Vence is familiar with NHGRI’s long-standing leadership on issues related to diversity in genomics. Most recently, he led the NHGRI Genomic Workforce Diversity Working Group that established an action agenda for enhancing the diversity of the genomics workforce, which was published earlier this year. Vence and NHGRI’s Director, Dr. Eric Green, also co-authored a commentary in the American Journal of Human Genetics, which described the imperative to enhance the diversity of the genomics workforce for achieving the promise of genomics.
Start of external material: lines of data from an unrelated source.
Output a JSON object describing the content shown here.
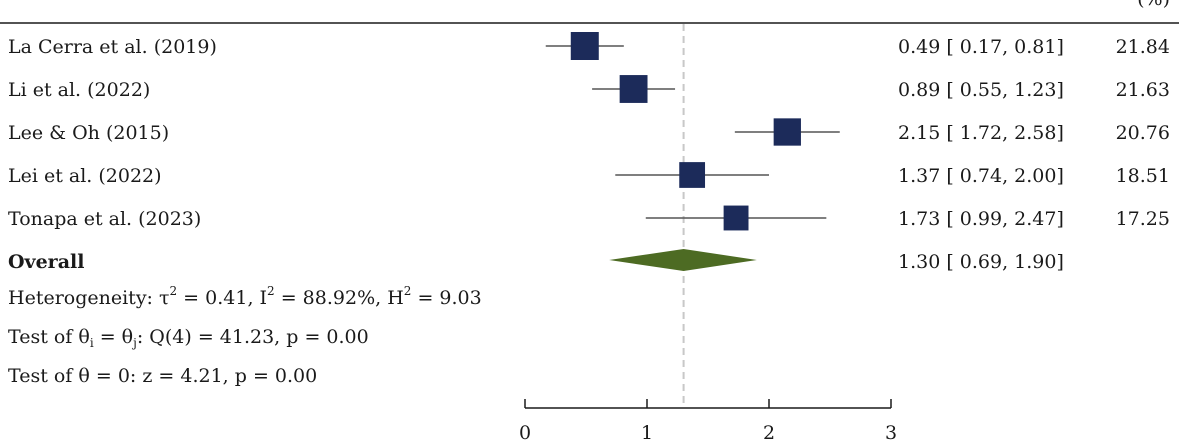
{
  "chart_data": {
    "type": "forest",
    "header": {
      "left": "",
      "right_estimate": "",
      "right_weight": "(%)"
    },
    "xlim": [
      0,
      3
    ],
    "xticks": [
      "0",
      "1",
      "2",
      "3"
    ],
    "reference_line": 1.3,
    "studies": [
      {
        "name": "La Cerra et al. (2019)",
        "estimate": 0.49,
        "lower": 0.17,
        "upper": 0.81,
        "ci_text": "0.49 [ 0.17,  0.81]",
        "weight": 21.84,
        "weight_text": "21.84"
      },
      {
        "name": "Li et al. (2022)",
        "estimate": 0.89,
        "lower": 0.55,
        "upper": 1.23,
        "ci_text": "0.89 [ 0.55,  1.23]",
        "weight": 21.63,
        "weight_text": "21.63"
      },
      {
        "name": "Lee & Oh (2015)",
        "estimate": 2.15,
        "lower": 1.72,
        "upper": 2.58,
        "ci_text": "2.15 [ 1.72,  2.58]",
        "weight": 20.76,
        "weight_text": "20.76"
      },
      {
        "name": "Lei et al. (2022)",
        "estimate": 1.37,
        "lower": 0.74,
        "upper": 2.0,
        "ci_text": "1.37 [ 0.74,  2.00]",
        "weight": 18.51,
        "weight_text": "18.51"
      },
      {
        "name": "Tonapa et al. (2023)",
        "estimate": 1.73,
        "lower": 0.99,
        "upper": 2.47,
        "ci_text": "1.73 [ 0.99,  2.47]",
        "weight": 17.25,
        "weight_text": "17.25"
      }
    ],
    "overall": {
      "name": "Overall",
      "estimate": 1.3,
      "lower": 0.69,
      "upper": 1.9,
      "ci_text": "1.30 [ 0.69,  1.90]"
    },
    "stats": {
      "heterogeneity": {
        "prefix": "Heterogeneity: τ",
        "sup1": "2",
        "mid1": " = 0.41, I",
        "sup2": "2",
        "mid2": " = 88.92%, H",
        "sup3": "2",
        "end": " = 9.03"
      },
      "test_theta_i": {
        "prefix": "Test of θ",
        "sub1": "i",
        "mid": " = θ",
        "sub2": "j",
        "end": ": Q(4) = 41.23, p = 0.00"
      },
      "test_theta_zero": "Test of θ = 0: z = 4.21, p = 0.00"
    },
    "colors": {
      "square": "#1c2b5a",
      "diamond": "#4d6b23",
      "ci_line": "#555555",
      "ref_line": "#c8c8c8",
      "axis": "#1a1a1a"
    }
  }
}
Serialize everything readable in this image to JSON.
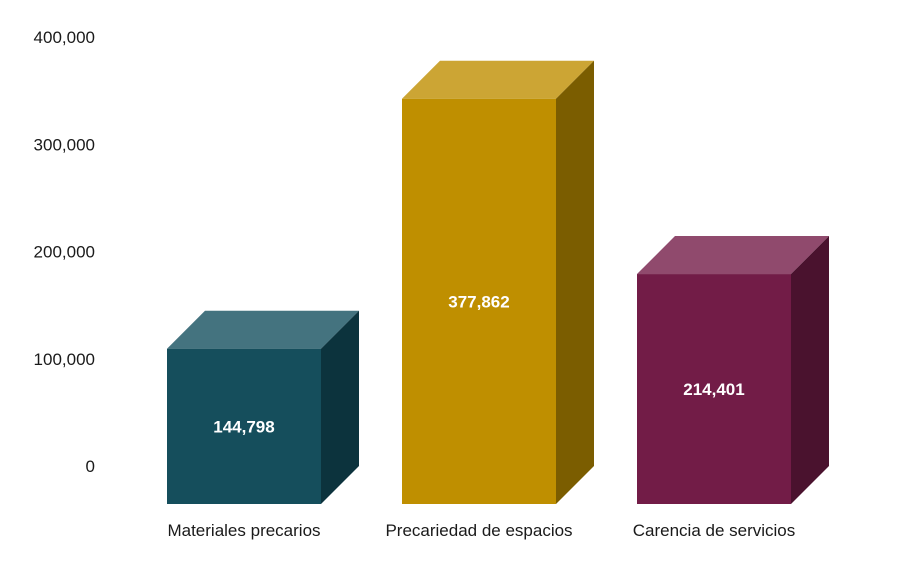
{
  "chart_data": {
    "type": "bar",
    "style": "3d-column",
    "categories": [
      "Materiales precarios",
      "Precariedad de espacios",
      "Carencia de servicios"
    ],
    "values": [
      144798,
      377862,
      214401
    ],
    "data_labels": [
      "144,798",
      "377,862",
      "214,401"
    ],
    "ylim": [
      0,
      400000
    ],
    "yticks": [
      0,
      100000,
      200000,
      300000,
      400000
    ],
    "ytick_labels": [
      "0",
      "100,000",
      "200,000",
      "300,000",
      "400,000"
    ],
    "grid": false,
    "legend": "none",
    "colors": [
      {
        "front": "#154e5c",
        "top": "#44737f",
        "side": "#0c333d"
      },
      {
        "front": "#bf8f00",
        "top": "#cca534",
        "side": "#7b5d00"
      },
      {
        "front": "#721c47",
        "top": "#904a6d",
        "side": "#4a122e"
      }
    ]
  }
}
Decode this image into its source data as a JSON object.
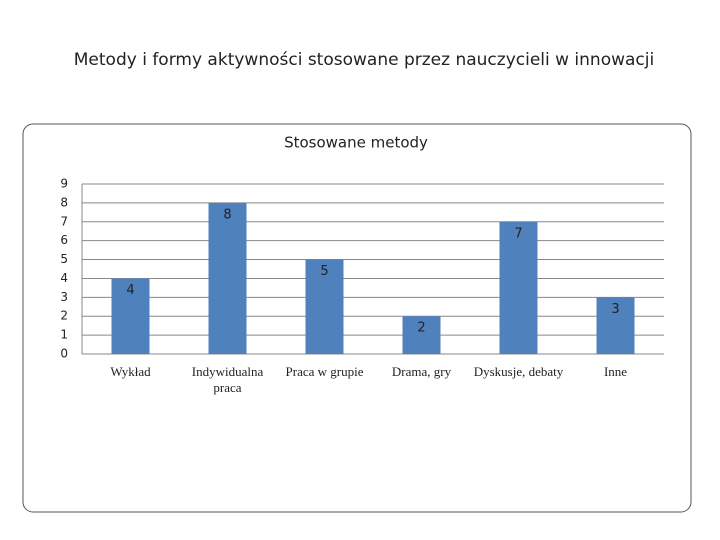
{
  "header": {
    "title": "Metody i formy aktywności stosowane przez nauczycieli w innowacji"
  },
  "chart_data": {
    "type": "bar",
    "title": "Stosowane metody",
    "categories": [
      "Wykład",
      "Indywidualna praca",
      "Praca w grupie",
      "Drama, gry",
      "Dyskusje, debaty",
      "Inne"
    ],
    "values": [
      4,
      8,
      5,
      2,
      7,
      3
    ],
    "color": "#4f81bd",
    "ylim": [
      0,
      9
    ],
    "yticks": [
      0,
      1,
      2,
      3,
      4,
      5,
      6,
      7,
      8,
      9
    ],
    "grid": true
  }
}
In his new role, Vence will focus on implementing this action agenda and will continue to be one of three NHGRI leaders serving on key NIH-wide committees as part of the NIH UNITE Initiative, which aims to end structural racism in biomedical research.
Vence also has a long history of starting successful initiatives at NHGRI. He established the Education and Community Involvement Branch and served as its inaugural chief. The branch thrived under his leadership, including the creation of the Smithsonian-NHGRI exhibition, Genome: Unlocking Life’s Code.
His research program focuses primarily on the social implications of new scientific knowledge, particularly in communities of color. He and his group study how genomics influences the use of the constructs of race and ethnicity in biomedical research and clinical care, as well as how genomics worsens or improves health inequities. They also study sickle cell disease, a condition that is affected by emerging curative genomic technologies and that faces significant health disparities both in the US and worldwide.
Vence’s appointment as the NHGRI acting deputy director is anticipated to begin in early summer.